FDNY Remembers Members at 110th Annual Memorial Day Ceremony

October 11, 2017

On Wednesday, October 11th, 2017, Mayor Bill de Blasio, Fire Commissioner Daniel A. Nigro and FDNY members gathered at the Firefighter’s Monument to honor 12 FDNY members who died in the past year for FDNY’s 110th Memorial Day ceremony.

“We gather here with heavy hearts to honor the lives of 12 heroes – who had courage to do what few others would: run into peril to save others,” said Mayor de Blasio. “Today is a poignant reminder of the dangerous reality our first responders face – and just how much courage it takes to put on that uniform.”

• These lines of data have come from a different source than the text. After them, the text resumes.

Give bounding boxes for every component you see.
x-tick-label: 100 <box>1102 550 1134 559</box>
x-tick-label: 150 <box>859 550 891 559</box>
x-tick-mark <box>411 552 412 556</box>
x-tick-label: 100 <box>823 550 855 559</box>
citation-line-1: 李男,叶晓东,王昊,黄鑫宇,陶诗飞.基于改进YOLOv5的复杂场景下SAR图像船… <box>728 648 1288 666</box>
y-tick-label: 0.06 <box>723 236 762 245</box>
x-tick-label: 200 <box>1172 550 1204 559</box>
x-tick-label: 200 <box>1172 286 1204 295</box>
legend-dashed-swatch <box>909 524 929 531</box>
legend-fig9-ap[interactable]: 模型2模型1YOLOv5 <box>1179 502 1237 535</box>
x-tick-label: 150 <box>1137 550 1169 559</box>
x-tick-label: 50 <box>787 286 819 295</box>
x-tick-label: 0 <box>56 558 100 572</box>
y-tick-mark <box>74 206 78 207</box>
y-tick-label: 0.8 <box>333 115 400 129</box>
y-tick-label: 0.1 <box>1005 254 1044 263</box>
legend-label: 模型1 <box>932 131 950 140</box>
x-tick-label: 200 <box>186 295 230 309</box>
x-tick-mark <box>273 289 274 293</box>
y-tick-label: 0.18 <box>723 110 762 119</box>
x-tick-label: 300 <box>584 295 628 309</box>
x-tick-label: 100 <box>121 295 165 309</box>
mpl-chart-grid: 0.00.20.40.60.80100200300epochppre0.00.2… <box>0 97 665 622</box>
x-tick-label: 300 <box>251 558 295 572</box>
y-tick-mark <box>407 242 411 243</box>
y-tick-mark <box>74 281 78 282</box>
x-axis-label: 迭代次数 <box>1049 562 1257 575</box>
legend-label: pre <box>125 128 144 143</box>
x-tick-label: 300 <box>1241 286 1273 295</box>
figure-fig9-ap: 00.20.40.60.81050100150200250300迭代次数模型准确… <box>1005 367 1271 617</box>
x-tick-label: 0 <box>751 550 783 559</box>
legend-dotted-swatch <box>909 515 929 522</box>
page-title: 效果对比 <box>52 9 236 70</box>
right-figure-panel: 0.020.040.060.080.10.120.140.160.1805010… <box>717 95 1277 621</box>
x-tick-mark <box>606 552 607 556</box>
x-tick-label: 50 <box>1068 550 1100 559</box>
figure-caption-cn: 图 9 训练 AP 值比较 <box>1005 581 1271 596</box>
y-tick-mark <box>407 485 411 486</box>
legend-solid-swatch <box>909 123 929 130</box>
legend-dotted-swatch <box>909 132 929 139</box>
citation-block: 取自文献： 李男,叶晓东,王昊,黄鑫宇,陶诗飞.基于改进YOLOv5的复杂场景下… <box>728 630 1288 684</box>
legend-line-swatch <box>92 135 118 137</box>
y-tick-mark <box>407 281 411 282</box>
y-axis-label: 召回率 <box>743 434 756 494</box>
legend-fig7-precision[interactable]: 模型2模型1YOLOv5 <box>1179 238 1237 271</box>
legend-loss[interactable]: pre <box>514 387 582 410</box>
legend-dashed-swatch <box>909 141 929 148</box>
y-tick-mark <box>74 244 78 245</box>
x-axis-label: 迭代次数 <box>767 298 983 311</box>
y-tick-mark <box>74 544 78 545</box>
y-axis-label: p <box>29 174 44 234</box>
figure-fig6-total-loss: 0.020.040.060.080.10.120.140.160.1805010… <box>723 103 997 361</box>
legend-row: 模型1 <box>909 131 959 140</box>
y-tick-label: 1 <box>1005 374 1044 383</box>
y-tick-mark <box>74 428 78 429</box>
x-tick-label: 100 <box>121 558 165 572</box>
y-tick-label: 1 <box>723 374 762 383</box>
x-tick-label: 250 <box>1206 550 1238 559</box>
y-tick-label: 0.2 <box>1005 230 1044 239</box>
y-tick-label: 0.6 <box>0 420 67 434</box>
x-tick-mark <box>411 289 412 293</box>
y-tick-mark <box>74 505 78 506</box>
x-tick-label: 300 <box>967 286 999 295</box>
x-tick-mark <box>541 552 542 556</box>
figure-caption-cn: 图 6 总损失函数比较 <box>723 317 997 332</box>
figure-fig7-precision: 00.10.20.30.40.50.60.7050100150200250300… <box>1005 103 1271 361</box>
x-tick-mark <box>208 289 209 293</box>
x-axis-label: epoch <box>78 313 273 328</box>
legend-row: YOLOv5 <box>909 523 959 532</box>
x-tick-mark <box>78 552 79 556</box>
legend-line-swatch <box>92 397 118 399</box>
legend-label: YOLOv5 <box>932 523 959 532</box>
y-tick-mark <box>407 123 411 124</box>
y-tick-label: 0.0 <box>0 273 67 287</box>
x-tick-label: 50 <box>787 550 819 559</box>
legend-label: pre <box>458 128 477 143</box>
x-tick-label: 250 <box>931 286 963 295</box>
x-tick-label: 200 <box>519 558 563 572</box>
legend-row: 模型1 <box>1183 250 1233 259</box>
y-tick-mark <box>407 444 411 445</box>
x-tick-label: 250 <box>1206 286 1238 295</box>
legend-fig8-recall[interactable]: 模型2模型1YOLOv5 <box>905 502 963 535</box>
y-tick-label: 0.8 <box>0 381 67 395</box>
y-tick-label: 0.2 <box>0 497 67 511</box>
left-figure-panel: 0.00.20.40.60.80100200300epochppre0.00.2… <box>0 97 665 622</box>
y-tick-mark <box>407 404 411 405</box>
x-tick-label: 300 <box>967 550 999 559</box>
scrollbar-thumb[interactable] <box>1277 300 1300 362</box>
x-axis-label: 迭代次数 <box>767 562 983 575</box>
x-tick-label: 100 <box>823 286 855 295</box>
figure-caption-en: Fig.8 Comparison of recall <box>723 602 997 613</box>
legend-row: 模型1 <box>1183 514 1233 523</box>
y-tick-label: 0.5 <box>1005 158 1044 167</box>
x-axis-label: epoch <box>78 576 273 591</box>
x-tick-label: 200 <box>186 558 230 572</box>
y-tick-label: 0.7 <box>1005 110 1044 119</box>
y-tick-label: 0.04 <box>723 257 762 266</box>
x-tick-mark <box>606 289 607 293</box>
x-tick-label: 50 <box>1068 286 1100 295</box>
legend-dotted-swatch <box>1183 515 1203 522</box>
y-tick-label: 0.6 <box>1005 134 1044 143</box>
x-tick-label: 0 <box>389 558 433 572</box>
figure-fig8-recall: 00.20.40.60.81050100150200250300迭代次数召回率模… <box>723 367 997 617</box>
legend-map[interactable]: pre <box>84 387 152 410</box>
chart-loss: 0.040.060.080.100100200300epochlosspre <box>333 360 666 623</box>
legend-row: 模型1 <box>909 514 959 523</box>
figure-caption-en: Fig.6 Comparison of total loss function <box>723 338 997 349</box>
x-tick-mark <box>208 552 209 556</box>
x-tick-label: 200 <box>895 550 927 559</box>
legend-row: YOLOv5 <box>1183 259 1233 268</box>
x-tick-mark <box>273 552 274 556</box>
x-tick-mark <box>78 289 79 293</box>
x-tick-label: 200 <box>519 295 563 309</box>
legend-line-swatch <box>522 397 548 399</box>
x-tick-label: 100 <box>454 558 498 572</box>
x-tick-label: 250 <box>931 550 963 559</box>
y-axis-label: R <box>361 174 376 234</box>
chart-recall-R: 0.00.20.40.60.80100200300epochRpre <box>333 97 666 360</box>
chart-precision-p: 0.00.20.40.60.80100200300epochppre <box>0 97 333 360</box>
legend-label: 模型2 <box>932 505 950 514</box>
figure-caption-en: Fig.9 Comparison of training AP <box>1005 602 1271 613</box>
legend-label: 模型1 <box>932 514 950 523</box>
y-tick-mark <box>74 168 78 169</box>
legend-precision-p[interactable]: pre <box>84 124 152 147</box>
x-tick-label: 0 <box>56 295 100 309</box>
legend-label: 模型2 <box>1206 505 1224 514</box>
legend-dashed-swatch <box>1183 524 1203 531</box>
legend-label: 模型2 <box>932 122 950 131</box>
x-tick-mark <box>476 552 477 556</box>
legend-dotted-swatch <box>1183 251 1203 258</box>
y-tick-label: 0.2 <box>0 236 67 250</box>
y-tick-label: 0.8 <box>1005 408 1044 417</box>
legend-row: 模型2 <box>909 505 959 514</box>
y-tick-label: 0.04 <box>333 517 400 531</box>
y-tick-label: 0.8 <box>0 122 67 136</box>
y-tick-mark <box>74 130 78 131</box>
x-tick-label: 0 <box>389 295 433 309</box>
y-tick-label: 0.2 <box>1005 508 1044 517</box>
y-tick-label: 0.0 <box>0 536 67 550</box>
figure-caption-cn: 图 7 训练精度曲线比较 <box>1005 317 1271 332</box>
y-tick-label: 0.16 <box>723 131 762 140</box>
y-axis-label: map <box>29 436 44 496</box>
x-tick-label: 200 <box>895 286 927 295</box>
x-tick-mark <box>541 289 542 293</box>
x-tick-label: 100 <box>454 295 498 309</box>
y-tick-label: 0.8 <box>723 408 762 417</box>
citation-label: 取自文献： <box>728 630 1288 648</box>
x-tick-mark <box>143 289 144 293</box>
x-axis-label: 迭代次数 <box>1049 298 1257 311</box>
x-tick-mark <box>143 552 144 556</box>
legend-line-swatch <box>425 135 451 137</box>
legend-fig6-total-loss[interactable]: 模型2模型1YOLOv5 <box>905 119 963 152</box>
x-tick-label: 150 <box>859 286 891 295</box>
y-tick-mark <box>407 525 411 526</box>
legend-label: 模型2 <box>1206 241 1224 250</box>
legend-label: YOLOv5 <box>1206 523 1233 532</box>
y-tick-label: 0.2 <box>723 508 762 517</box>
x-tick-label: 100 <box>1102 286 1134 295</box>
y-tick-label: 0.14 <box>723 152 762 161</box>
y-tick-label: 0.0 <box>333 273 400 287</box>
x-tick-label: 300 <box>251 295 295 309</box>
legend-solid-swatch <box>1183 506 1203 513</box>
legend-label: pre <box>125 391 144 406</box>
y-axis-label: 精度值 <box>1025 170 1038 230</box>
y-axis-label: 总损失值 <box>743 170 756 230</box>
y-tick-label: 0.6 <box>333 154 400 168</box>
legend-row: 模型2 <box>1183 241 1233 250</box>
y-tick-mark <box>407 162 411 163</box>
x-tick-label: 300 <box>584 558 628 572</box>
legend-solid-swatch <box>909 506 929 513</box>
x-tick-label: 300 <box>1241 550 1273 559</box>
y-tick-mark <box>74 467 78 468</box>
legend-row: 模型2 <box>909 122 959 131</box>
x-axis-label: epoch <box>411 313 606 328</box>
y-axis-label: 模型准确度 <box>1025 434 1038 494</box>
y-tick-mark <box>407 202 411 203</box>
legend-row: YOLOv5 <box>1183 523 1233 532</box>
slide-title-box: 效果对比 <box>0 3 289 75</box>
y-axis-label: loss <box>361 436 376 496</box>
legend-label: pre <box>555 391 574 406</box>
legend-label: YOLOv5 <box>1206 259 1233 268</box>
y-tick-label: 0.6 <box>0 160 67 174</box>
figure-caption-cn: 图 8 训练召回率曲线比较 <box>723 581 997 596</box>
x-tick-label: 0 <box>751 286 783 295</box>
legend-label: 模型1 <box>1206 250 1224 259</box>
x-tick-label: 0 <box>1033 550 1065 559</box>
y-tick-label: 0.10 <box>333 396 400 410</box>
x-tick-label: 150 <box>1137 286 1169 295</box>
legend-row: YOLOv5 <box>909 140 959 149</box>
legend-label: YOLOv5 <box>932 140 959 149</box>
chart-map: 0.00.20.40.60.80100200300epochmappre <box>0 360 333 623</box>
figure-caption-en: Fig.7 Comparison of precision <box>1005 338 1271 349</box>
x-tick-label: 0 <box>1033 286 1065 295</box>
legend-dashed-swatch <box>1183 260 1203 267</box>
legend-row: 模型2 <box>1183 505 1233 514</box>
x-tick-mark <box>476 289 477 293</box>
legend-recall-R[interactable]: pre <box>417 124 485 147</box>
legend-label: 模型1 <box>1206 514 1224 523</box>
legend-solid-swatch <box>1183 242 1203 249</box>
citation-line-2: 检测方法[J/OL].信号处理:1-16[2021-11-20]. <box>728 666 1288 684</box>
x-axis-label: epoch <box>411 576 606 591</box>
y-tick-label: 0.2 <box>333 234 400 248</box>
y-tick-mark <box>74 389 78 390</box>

“All of our members we honor today possessed that bravery – they displayed it every day of their careers,” said Fire Commissioner Nigro. “We honor all of them, not for how they died, but for the incredible way in which they lived, dedicating themselves to the life-saving mission of our Department.”

Commissioner Nigro highlighted the courage of members. “It takes true courage to commit yourself to the training required to fight a fire and to provide that medical care in dangerous circumstances - and yes, you run into burning buildings. You know it, I know it, and every New Yorker knows it.”

Over 8,000 FDNY members attended the annual ceremony.

This year, the Department honored 12 FDNY members who have died in the past year. EMT Yadira Arroyo; Firefighter William N. Tolley; Paramedic Timothy J. Magee; Paramedic Michael J. Sclafani; EMT Patrick Hoppey; EMT Emery C. Taylor; EMT Alan J. Cooke; Lieutenant Edith E. Torres; Firefighter Kevin A. Rooney; EMT Armando V. Cordero; Firefighter James M. Dunn; and Firefighter Michael D. Moyle were remembered at the ceremony.

“Being a member of the FDNY is not what simply we do, it is who we are,” said Chief of Department James E. Leonard. “We go into those dangerous situations – we put our lives on the line for the people we have all sworn oaths to protect – and make no mistake, no matter how hard we train, how much we advance our equipment, tools and tactics – this will always be a dangerous job.”